The rich and the powerful are unquestionably materially successful.  Success is good.  In fact, their success is both evidence of and the key to our being successful as a nation.  To argue that the powerful have some larger responsibility for supporting the necessary infrastructure of the nation subverts something basic about America.

Or so that line of argumentation goes.

Herein should lie a problem for conservatives.  Some conservatives, at least.

The Ayn Rand folks'll get along just fine, but the Jesus folk?

It's a bit more difficult.

That's not to say that equating material success with goodness isn't done in certain quarters of the Christian world.  It's a staple of the Word Faith Prosperity Gospel movement, for example.  But "success" in financial dealings or in material well-being has never been and will never be a Christian measure of ethical well-being or national integrity.

You won't, for instance, get any more pungent attacks on wealth than you find in the prophets.   Isaiah rails against the Jerusalem elite who took the bulk of Judah's wealth and threw their culture out of balance.  So does Amos.  So does Jeremiah.   The concentration of political and economic power in the hands of a few has been a big deal since Samuel prophesied about the nature of royalty, or the writers of Torah put in all that debt-forgiveness year-of-Jubilee stuff in the name of preserving the integrity of the Covenant against permanent systemic imbalances.

And that's just the Judeo-part of the whole Judeo-Christian equation.

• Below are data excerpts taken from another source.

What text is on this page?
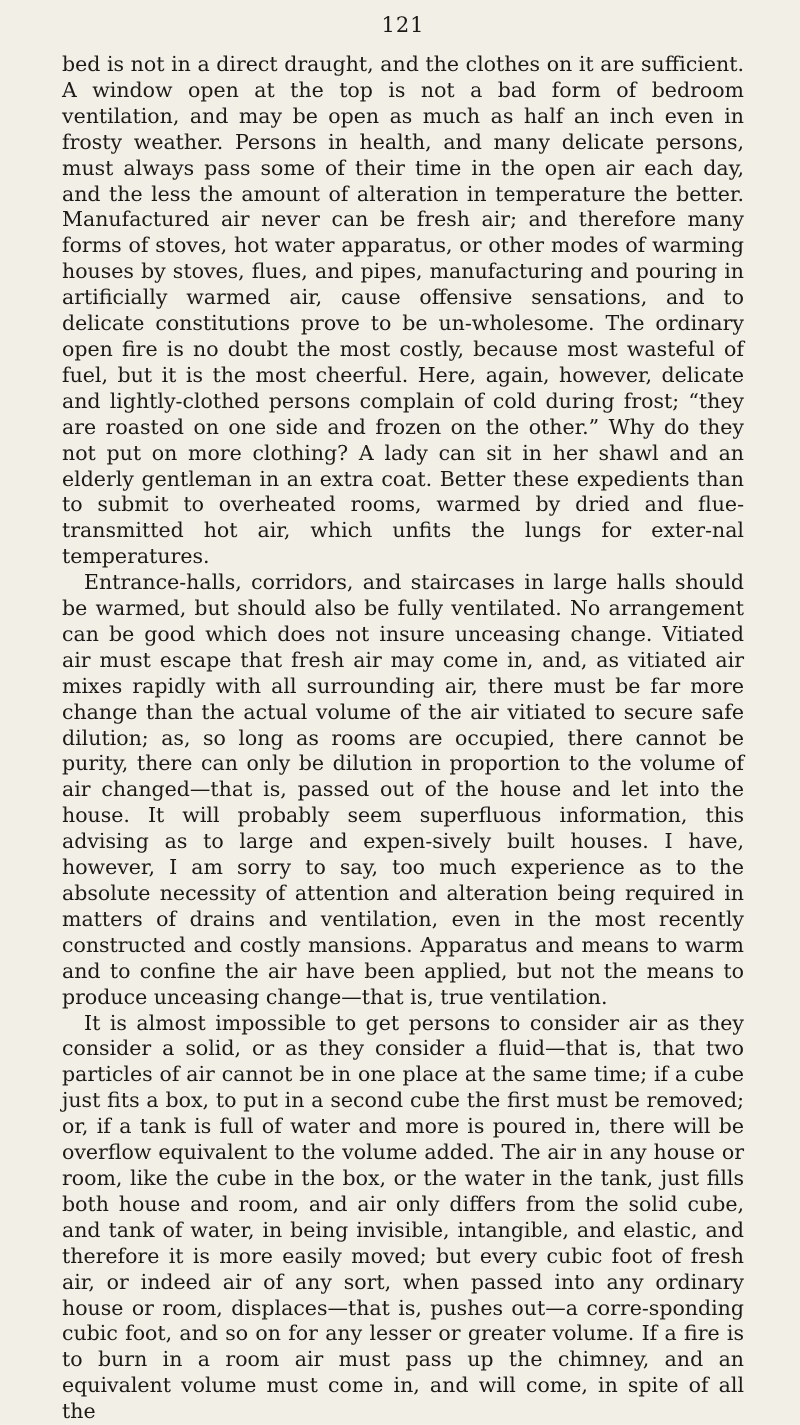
121

bed is not in a direct draught, and the clothes on it are sufficient. A window open at the top is not a bad form of bedroom ventilation, and may be open as much as half an inch even in frosty weather. Persons in health, and many delicate persons, must always pass some of their time in the open air each day, and the less the amount of alteration in temperature the better. Manufactured air never can be fresh air; and therefore many forms of stoves, hot water apparatus, or other modes of warming houses by stoves, flues, and pipes, manufacturing and pouring in artificially warmed air, cause offensive sensations, and to delicate constitutions prove to be un-wholesome. The ordinary open fire is no doubt the most costly, because most wasteful of fuel, but it is the most cheerful. Here, again, however, delicate and lightly-clothed persons complain of cold during frost; “they are roasted on one side and frozen on the other.” Why do they not put on more clothing? A lady can sit in her shawl and an elderly gentleman in an extra coat. Better these expedients than to submit to overheated rooms, warmed by dried and flue-transmitted hot air, which unfits the lungs for exter-nal temperatures.

Entrance-halls, corridors, and staircases in large halls should be warmed, but should also be fully ventilated. No arrangement can be good which does not insure unceasing change. Vitiated air must escape that fresh air may come in, and, as vitiated air mixes rapidly with all surrounding air, there must be far more change than the actual volume of the air vitiated to secure safe dilution; as, so long as rooms are occupied, there cannot be purity, there can only be dilution in proportion to the volume of air changed—that is, passed out of the house and let into the house. It will probably seem superfluous information, this advising as to large and expen-sively built houses. I have, however, I am sorry to say, too much experience as to the absolute necessity of attention and alteration being required in matters of drains and ventilation, even in the most recently constructed and costly mansions. Apparatus and means to warm and to confine the air have been applied, but not the means to produce unceasing change—that is, true ventilation.

It is almost impossible to get persons to consider air as they consider a solid, or as they consider a fluid—that is, that two particles of air cannot be in one place at the same time; if a cube just fits a box, to put in a second cube the first must be removed; or, if a tank is full of water and more is poured in, there will be overflow equivalent to the volume added. The air in any house or room, like the cube in the box, or the water in the tank, just fills both house and room, and air only differs from the solid cube, and tank of water, in being invisible, intangible, and elastic, and therefore it is more easily moved; but every cubic foot of fresh air, or indeed air of any sort, when passed into any ordinary house or room, displaces—that is, pushes out—a corre-sponding cubic foot, and so on for any lesser or greater volume. If a fire is to burn in a room air must pass up the chimney, and an equivalent volume must come in, and will come, in spite of all the
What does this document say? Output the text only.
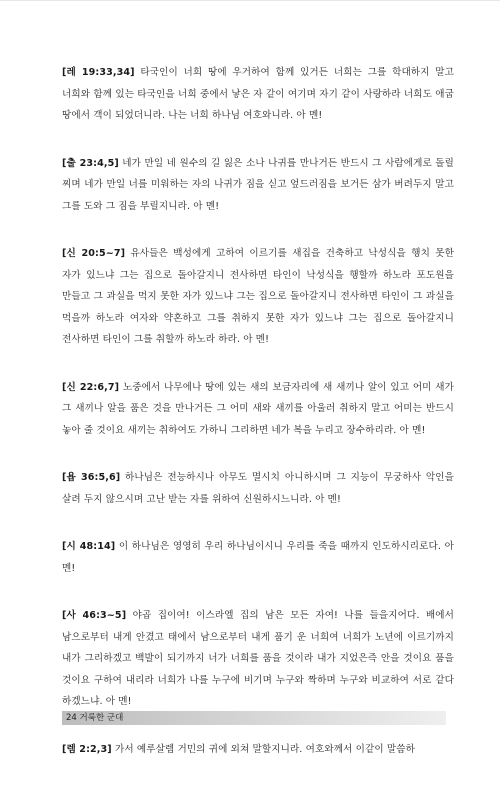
[레 19:33,34] 타국인이 너희 땅에 우거하여 함께 있거든 너희는 그를 학대하지 말고 너희와 함께 있는 타국인을 너희 중에서 낳은 자 같이 여기며 자기 같이 사랑하라 너희도 애굽 땅에서 객이 되었더니라. 나는 너희 하나님 여호와니라. 아 멘!

[출 23:4,5] 네가 만일 네 원수의 길 잃은 소나 나귀를 만나거든 반드시 그 사람에게로 돌릴 찌며 네가 만일 너를 미워하는 자의 나귀가 짐을 싣고 엎드러짐을 보거든 삼가 버려두지 말고 그를 도와 그 짐을 부릴지니라. 아 멘!

[신 20:5~7] 유사들은 백성에게 고하여 이르기를 새집을 건축하고 낙성식을 행치 못한 자가 있느냐 그는 집으로 돌아갈지니 전사하면 타인이 낙성식을 행할까 하노라 포도원을 만들고 그 과실을 먹지 못한 자가 있느냐 그는 집으로 돌아갈지니 전사하면 타인이 그 과실을 먹을까 하노라 여자와 약혼하고 그를 취하지 못한 자가 있느냐 그는 집으로 돌아갈지니 전사하면 타인이 그를 취할까 하노라 하라. 아 멘!

[신 22:6,7] 노중에서 나무에나 땅에 있는 새의 보금자리에 새 새끼나 알이 있고 어미 새가 그 새끼나 알을 품은 것을 만나거든 그 어미 새와 새끼를 아울러 취하지 말고 어미는 반드시 놓아 줄 것이요 새끼는 취하여도 가하니 그리하면 네가 복을 누리고 장수하리라. 아 멘!

[욥 36:5,6] 하나님은 전능하시나 아무도 멸시치 아니하시며 그 지능이 무궁하사 악인을 살려 두지 않으시며 고난 받는 자를 위하여 신원하시느니라. 아 멘!

[시 48:14] 이 하나님은 영영히 우리 하나님이시니 우리를 죽을 때까지 인도하시리로다. 아 멘!

[사 46:3~5] 야곱 집이여! 이스라엘 집의 남은 모든 자여! 나를 들을지어다. 배에서 남으로부터 내게 안겼고 태에서 남으로부터 내게 품기 운 너희여 너희가 노년에 이르기까지 내가 그리하겠고 백발이 되기까지 너가 너희를 품을 것이라 내가 지었은즉 안을 것이요 품을 것이요 구하여 내리라 너희가 나를 누구에 비기며 누구와 짝하며 누구와 비교하여 서로 같다 하겠느냐. 아 멘!

[렘 2:2,3] 가서 예루살렘 거민의 귀에 외쳐 말할지니라. 여호와께서 이같이 말씀하

24 거룩한 군대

Then there's Jesus.  Lord have mercy, did he seem to have a problem with the implications of material success.   Oh, we do rationalize our way around those sayings, that "camel through the eye of a needle" and "gaining the world but losing your soul" stuff.  Not to mention the whole "you cannot serve God and mammon" bit.  Or the cross.

Pesky, pesky Jesus.

And then there's Paul.  Paul, well, he doesn't seem to buy into the whole shiny thing.  What matters is integrity in faith, which is proved not by evidence of material success, but by perseverance in the face of suffering and challenge.  That's the whole point of Paul's diatribe against the "super-apostles" in 2 Corinthians, who shone and sparkled and "succeeded" with all the high-gloss-buffed self-confidence of a Manhattan socialite.

In the Greco-Roman world, Christians were often attacked as "sapping the vitality" of the high-energy pagan imperial/commercial synergy.   I'm not sure they used the word "synergy," but they would have if they'd known it.

But what is clear is that the True Gospel challenge to material succeedification remains the stumbling block it has always been.